LINEヤフー株式会社(東京都千代田区)のグループ会社であるLINE証券株式会社は3月28日、差金決済取引(CFD取引)サービス「LINE CFD」の提供を再開した。対象銘柄は株価指数・商品先物・米国株式などで、利用者は少額から取引できる。また、再開に伴う公式な対応として所定の案内を示している。FXに経営資源を集中してきた同社が取扱商品を再び広げる動きとなり、LINE通知を介した投資行動の導線づくりに影響しそうだ。
LINE証券株式会社は、CFD取引サービス「LINE CFD」を再開し、同社が運営する取引サービスとして提供を再開した。目的は、サービスのさらなる向上を目指す過程で、以前から多くのユーザーから寄せられていたCFDサービス再開の要望を踏まえたためだ。LINE証券にとっては、2024年7月の事業再編以降にFX事業へ集中してきた運営方針の下で、取引ラインアップを再構成する位置づけとなる。
3月28日に提供再開
LINE証券は3月28日から「LINE CFD」の提供を再開した。取引対象は金や原油、米国株など世界のマーケット変動を捉えるとし、株価指数・商品先物・米国株式から「58銘柄」を用意する。取引ツールはスマホアプリのほか、PC向けに「LINE CFD Pro」を用意し、利用者の取引スタイルに応じた導線を整える。
通知面では、約定通知や指定レート到達通知など、取引に関する重要なお知らせをLINEに自動配信する仕組みを組み込む。
アプリを開かずに通知を確認できる設計で、取引のタイミング把握を支える機能として位置づけた。
58銘柄と通知連携
LINE証券は「LINE CFD」の特徴として、LINEとの通知連携、取引ツールの使い分け、少額からの投資を挙げる。

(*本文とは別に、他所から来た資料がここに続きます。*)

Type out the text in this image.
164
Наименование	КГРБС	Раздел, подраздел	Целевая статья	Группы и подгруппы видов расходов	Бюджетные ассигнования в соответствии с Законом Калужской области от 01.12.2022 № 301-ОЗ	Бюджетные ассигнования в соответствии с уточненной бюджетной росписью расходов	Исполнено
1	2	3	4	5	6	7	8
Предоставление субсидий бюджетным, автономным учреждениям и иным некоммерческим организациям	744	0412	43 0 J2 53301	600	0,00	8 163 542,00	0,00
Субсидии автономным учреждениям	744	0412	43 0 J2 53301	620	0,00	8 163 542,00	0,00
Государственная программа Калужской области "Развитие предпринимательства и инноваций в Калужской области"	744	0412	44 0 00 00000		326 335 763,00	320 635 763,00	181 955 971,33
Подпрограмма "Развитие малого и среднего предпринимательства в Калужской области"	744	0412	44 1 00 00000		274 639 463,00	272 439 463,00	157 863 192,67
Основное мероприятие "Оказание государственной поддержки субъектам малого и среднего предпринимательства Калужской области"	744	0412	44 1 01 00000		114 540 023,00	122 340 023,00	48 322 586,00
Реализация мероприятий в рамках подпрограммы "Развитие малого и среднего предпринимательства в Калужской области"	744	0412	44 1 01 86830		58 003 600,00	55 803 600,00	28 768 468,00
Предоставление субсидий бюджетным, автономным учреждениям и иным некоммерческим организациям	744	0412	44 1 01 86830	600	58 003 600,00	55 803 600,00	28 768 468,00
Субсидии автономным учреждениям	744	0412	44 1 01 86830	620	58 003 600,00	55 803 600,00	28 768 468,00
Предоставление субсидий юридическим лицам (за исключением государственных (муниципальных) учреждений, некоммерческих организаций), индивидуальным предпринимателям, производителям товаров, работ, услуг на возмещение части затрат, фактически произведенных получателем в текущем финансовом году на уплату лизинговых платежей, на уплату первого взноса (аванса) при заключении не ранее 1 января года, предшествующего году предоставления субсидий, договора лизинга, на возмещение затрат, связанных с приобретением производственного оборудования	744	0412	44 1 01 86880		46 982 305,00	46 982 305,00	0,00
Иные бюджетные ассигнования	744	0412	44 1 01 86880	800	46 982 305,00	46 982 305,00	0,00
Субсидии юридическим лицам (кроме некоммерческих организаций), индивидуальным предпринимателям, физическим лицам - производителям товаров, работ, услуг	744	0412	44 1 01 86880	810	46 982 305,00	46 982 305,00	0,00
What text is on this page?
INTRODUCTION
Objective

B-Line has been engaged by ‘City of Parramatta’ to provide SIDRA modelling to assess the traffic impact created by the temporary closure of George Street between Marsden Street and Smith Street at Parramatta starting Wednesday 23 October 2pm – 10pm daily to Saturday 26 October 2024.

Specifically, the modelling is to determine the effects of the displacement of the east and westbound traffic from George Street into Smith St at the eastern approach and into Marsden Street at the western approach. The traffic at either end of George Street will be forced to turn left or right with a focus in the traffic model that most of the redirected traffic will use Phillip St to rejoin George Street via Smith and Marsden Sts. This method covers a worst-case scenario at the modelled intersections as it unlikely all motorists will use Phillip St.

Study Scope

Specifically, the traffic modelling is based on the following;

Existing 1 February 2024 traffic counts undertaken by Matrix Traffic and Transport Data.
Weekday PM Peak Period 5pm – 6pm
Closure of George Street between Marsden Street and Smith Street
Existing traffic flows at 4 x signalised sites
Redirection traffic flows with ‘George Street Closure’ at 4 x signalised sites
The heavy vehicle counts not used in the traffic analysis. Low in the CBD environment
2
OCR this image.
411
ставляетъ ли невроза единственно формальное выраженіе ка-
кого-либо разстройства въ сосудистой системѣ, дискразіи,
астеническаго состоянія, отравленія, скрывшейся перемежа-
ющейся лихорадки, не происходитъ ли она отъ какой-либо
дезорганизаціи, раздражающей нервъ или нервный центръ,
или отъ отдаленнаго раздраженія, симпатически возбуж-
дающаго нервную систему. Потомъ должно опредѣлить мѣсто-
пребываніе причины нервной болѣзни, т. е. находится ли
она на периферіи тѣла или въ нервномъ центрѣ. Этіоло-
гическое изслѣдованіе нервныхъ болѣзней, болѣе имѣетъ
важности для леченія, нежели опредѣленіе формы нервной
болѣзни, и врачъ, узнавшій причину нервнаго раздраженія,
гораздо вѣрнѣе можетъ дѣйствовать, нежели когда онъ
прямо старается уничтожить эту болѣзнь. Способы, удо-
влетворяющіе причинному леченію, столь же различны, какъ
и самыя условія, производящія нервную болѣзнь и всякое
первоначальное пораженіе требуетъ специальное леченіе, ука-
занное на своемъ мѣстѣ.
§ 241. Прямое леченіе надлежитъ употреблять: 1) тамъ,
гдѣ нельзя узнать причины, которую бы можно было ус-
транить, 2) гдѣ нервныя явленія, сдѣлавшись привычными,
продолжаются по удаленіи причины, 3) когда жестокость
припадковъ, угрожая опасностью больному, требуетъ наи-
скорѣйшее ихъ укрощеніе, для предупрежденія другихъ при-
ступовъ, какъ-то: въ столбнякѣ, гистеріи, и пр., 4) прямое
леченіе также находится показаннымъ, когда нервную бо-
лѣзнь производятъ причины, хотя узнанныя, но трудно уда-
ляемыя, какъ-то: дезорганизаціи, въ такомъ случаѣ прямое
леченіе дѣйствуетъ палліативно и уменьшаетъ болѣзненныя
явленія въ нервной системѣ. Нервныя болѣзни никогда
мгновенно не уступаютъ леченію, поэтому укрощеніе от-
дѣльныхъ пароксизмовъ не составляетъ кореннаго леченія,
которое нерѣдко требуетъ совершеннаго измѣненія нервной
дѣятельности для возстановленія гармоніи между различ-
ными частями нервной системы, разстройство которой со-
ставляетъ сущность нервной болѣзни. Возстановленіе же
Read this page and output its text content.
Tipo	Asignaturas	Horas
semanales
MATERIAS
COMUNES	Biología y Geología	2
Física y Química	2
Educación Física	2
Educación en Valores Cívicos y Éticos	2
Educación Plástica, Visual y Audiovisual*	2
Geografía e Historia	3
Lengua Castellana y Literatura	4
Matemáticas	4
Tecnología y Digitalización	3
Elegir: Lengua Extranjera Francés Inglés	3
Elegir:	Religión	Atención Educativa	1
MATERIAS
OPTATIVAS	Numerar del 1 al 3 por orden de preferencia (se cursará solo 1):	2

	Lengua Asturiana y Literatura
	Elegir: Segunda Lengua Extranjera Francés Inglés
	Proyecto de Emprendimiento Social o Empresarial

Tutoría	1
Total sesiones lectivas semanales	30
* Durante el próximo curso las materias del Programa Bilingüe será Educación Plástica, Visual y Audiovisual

手数料は口座開設・取引ともに0円とし、取引に伴うコストの見通しを示す一方、手数料以外に金利調整額・配当調整額・価格調整額が発生する場合がある点も明記した。売値と買値の間にはスプレッドがあり、相場急変時にはスプレッドが拡大して意図した取引ができない可能性があるとしている。
顧客資産の管理では、法令に基づき「三井住友銀行」および「日証金信託銀行」と信託契約を締結し、顧客の証拠金を同社財産と区分して管理する。
万一破綻した場合でも、顧客資産は受益者代理人から顧客へ直接返還される仕組みとした。
3月28日から申込受付
提供再開に合わせ、LINE証券は口座開設申込と取引を条件とする施策を実施する。口座開設申込の期間は3月28日から5月31日23時59分まで、取引期間は3月28日から6月30日23時59分までとした。
対象は期間中にCFD口座を新規開設した人に加え、2024年3月以前にCFD口座を持ち、今回改めて開設(再開設)した人も含む。
一方で、期間中に口座を一度解約し再度開設した場合は対象外とし、新規開設および「商品CFD」「指数CFD」「株式CFD」の新規取引による特典が対象外になるとしている。
特典の付与は口座申込月の翌々月末ごろに商品CFD口座に入金する運用で、システム上の都合などにより付与時期が遅れる場合がある点も示した。
事業再編後に再拡張
LINE証券は、2024年7月の事業再編以降、ユーザーの利便性向上を目的に経営資源をFX事業へ集中し、商品性や取引環境の改善に努めてきた。
ユーザーからは「LINEアプリと連動したお知らせ機能が便利」「少額から気軽に始められた」といった点が評価されたという。LINE証券は2026年3月16日にサービス開始から6周年を迎えており、節目を経た運営方針の見直しの延長線上で、CFDの再開に踏み切った形だ。
背景には、FXに集中する運営方針の下でも、取引商品を広げてほしいという利用者側の要望が継続的に存在していた点がある。
運用面では、CFD取引が預託した証拠金に比べて大きな金額の取引が可能であり、原資産の価格変動などにより差し入れた証拠金以上の損失が生じるおそれがある。需要の取り込みと同時に、顧客へのリスク説明と取引管理の徹底が、運用コストやコンプライアンスの観点で論点となる。
取引条件として、商品CFDは取引金額に対して5%以上、指数CFDは10%以上、米国株CFDは20%以上の証拠金が必要としており、商品種別で必要証拠金が異なる。
銘柄によっては取引期限を設定する場合がある点も明記し、利用者の取引設計に影響する要素を示した。
今回のLINE CFDサービス再開は、LINE通知と取引ツールを組み合わせた導線を維持しつつ、事業再編後に絞り込んだプロダクト領域を再び広げる局面に入ったことを示している。